Third bad advice: Focus all your efforts on every single panel of a page in an isolated manner instead of in a complete page

If you follow this bad advice, I will confirm that you will obtain a 100% of deviation in your due date estimation, as well as a complete incoherent page layout if you do not want to spend more than 5 days trying to fix it.

Some examples of the original draw from the previous page without any order, relative sizes, etc

So, finally, I decided to avoid drawing in my sketchbook single panels in an A4 format, as shown in the previous image and go through doing all the pages inside a single A4 trying to reduce the time of configuring it on Scribus.
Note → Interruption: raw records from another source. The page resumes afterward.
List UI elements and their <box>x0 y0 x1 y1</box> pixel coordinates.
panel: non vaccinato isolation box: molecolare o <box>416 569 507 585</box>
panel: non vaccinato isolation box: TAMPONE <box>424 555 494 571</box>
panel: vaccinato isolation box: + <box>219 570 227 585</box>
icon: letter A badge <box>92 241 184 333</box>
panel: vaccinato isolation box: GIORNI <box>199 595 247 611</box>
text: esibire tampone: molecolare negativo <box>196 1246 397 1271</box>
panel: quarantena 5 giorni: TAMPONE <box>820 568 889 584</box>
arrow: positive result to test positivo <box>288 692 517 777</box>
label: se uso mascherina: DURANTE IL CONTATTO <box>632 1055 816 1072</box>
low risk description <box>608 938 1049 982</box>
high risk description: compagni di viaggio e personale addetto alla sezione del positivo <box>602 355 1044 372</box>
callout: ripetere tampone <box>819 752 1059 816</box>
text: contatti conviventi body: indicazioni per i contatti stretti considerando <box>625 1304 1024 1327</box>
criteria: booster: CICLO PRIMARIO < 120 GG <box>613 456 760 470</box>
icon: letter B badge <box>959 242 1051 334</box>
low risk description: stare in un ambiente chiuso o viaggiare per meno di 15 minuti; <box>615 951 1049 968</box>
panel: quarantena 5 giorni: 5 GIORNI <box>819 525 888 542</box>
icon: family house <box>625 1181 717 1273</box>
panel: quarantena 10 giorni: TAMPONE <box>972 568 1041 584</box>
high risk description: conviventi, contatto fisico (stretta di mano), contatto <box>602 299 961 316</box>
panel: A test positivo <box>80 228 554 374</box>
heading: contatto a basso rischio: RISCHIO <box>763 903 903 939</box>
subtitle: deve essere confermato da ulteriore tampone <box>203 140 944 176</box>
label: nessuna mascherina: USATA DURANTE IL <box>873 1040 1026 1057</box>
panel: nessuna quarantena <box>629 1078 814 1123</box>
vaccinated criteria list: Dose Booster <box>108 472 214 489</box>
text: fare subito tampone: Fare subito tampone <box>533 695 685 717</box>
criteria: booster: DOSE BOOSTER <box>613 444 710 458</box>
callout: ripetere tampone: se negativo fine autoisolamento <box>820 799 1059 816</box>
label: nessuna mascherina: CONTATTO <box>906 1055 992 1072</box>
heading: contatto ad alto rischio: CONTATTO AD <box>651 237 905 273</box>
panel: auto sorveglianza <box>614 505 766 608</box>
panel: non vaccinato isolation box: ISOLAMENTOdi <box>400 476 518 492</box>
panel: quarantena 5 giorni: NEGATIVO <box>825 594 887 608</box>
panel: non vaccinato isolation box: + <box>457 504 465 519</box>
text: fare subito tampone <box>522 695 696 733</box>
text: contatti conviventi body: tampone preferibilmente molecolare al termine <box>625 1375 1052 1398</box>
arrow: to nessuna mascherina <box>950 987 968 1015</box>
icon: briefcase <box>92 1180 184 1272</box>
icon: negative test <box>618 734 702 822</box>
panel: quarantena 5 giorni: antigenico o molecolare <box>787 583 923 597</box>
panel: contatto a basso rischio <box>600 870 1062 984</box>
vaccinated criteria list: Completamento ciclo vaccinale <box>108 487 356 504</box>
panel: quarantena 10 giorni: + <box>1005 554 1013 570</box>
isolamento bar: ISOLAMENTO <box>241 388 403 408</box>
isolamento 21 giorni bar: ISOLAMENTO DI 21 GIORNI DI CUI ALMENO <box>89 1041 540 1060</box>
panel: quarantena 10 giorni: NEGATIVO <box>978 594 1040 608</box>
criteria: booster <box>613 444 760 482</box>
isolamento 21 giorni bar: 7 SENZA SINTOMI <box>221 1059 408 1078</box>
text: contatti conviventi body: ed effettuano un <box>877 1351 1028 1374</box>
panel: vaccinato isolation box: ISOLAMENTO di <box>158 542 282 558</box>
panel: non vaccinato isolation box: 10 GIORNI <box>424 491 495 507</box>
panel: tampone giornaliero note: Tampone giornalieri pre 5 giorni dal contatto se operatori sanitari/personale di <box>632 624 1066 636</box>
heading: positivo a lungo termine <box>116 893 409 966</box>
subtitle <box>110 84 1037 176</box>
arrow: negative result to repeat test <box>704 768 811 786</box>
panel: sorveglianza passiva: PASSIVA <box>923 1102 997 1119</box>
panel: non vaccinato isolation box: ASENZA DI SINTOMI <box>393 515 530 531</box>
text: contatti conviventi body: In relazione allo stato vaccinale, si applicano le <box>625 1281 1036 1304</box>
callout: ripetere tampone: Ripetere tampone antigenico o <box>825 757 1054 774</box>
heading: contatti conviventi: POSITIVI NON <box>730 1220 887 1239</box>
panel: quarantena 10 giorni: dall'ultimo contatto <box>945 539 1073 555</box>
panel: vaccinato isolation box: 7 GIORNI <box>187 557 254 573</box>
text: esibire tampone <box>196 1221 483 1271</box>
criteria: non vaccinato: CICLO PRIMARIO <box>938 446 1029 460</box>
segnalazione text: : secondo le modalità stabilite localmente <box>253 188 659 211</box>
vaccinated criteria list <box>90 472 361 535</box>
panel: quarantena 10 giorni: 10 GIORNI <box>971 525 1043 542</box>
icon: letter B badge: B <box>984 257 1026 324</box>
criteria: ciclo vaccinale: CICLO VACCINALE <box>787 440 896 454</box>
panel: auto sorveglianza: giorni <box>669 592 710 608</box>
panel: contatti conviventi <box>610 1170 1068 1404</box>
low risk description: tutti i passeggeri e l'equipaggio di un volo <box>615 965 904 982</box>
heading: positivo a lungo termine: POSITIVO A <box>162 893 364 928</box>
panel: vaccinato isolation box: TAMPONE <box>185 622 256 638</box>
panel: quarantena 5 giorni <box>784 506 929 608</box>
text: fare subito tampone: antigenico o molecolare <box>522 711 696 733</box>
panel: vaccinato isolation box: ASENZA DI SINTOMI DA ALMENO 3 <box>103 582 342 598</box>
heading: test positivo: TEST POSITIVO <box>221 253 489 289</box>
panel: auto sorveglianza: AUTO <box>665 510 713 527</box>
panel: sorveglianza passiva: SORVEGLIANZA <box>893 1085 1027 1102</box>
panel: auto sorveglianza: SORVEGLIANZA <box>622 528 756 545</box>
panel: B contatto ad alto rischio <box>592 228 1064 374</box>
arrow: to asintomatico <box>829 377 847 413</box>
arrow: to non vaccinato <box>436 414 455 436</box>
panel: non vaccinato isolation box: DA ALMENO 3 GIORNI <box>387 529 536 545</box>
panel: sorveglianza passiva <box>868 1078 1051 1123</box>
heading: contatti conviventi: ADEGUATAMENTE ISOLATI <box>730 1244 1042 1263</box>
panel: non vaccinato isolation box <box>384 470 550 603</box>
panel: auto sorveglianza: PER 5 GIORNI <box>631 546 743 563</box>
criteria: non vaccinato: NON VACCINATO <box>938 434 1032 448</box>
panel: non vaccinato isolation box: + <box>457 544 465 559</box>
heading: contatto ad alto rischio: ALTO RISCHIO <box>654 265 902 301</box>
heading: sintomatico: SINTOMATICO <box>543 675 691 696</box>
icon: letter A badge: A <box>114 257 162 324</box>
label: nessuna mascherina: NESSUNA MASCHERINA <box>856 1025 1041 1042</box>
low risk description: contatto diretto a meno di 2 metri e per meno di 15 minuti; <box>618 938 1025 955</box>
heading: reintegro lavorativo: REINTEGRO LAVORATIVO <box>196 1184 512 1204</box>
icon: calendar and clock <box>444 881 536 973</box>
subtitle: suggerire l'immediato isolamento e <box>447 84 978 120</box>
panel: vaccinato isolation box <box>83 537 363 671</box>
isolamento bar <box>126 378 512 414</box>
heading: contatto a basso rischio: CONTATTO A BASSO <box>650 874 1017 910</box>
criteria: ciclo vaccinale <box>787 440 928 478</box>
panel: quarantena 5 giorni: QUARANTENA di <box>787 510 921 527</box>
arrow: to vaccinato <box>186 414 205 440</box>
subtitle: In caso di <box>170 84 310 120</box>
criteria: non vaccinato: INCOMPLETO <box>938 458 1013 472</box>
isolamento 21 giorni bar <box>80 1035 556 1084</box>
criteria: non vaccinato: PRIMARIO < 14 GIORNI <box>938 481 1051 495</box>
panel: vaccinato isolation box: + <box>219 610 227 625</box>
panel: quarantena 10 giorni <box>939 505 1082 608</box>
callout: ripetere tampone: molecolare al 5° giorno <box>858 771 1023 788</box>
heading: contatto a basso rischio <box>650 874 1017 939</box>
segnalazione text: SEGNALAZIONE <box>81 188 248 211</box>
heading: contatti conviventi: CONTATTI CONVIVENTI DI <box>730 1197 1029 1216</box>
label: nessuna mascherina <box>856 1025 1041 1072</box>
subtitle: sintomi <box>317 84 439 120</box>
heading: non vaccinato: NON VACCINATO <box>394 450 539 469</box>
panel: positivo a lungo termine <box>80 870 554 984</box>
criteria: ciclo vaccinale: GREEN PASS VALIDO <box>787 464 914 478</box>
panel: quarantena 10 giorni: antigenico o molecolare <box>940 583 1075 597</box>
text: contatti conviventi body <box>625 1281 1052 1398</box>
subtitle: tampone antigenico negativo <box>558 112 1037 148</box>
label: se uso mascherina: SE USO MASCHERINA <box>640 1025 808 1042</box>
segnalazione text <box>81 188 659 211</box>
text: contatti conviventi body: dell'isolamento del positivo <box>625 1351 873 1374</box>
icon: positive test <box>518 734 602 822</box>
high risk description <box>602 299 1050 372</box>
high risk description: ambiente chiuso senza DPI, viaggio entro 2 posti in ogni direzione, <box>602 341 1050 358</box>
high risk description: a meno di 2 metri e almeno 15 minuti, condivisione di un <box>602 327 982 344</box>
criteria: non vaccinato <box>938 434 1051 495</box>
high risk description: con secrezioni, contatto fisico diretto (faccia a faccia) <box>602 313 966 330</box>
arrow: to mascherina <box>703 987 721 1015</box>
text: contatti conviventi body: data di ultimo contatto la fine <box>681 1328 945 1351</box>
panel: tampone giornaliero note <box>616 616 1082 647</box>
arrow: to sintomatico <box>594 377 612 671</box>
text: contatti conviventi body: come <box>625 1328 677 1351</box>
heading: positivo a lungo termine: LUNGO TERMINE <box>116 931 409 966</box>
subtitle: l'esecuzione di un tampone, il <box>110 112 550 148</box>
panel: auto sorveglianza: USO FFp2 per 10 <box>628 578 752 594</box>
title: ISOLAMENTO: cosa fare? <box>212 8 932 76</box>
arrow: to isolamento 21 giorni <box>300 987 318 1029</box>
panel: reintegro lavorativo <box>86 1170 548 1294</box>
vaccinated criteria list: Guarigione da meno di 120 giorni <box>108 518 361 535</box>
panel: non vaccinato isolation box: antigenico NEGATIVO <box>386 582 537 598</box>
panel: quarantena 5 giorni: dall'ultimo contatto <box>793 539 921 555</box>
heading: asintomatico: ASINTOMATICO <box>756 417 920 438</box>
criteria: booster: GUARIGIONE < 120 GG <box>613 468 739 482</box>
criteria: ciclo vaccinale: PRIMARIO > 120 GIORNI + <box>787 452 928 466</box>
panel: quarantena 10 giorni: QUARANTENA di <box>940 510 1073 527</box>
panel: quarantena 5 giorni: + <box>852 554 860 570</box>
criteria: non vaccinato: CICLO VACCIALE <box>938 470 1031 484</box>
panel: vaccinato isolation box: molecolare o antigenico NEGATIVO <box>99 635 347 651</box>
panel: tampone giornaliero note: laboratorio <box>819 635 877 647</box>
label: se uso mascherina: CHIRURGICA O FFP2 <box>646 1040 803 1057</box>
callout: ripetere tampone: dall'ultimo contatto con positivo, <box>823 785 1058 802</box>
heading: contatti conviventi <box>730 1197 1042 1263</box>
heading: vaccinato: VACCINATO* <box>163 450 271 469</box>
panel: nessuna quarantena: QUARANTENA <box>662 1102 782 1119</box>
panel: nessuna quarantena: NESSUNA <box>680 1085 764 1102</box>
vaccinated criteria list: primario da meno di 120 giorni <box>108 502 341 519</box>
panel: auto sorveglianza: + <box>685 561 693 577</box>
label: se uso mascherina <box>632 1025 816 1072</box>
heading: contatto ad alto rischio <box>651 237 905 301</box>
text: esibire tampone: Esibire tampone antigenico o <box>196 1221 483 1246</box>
With that approach, I spent only 2 days (one drawing+inking, and another for color cleanup+layout+lettering) per page

Example of a page performed in 2 days following the approach of being focused on the entire page layout instead of in a panel

Script

While I was writing this entry, I recently found this poll on Twitter which perfectly resumes all the states where I have been during my chaotic creative process of writing the comic script.

To be honest, I never tried to write the entire full script of the comic book. I had a clear idea about characters, with their abilities and importance inside the story, and where everything starts, what will happen, and how it is going to end, with some different collateral stories in the background and alternatives. So, at the very beginning, no script was created, only ideas in my mind that I tried to maintain ordered and in a full sequence of actions per character. C’mon, you knew this is not going to work.

For me, the most important thing here was about the motivation of each character on doing what are doing in a specific moment. I wanted to avoid that kind of story about going from here to there without any motivation.

But, on the other hand, and due to I only spent some hours per night from Monday to Friday, I used to feel that I was losing the focus on the story so many times, so started to take notes with some specific images (panels or pages) that I wanted to highlight.

Notes and final single panel

In these notes, you can see a lot of different situations that happened to our main characters. Most of them were updated, re-adapted, or discarded during the iterative process. For example, the notes said that Guillermo will go to Paris on a motorcycle with Tintin, but in the final panel, he goes by airplane and seems they are going to met with Sherlock Holmes, something that finally never happens.

In addition, I started to consider building some thumbnails and draft pages like this which helped me a lot to have a place to return back and order the ideas and sequences that I had in mind.

Thumbnails and final page of the third one

My “problem” started here where I started to like how the thumbnails look like. I mean, I tried to not spent more than 1 minute drawing the structure, sequence, etc. but sometimes I spent more time (mostly on the panels where two or more characters are talking — no action scenes or things like that)

A page that started as a sequence of thumbnails/draft that I finally decided to ink and to include

Fourth bad advice: use your thumbnails/draft pages as the final art, you will experience a complete sense of improving your times over 9000 but with the lowest quality that you can imagine

Fith bad advice: consider all the existing options to set up your comic script based on random criteria, let the chaos reign!

Let's finish this first post here, I will continue with more bad advice soon about style, colors, lettering, etc … now I have to continue drawing and finishing this comic! Hope you liked it!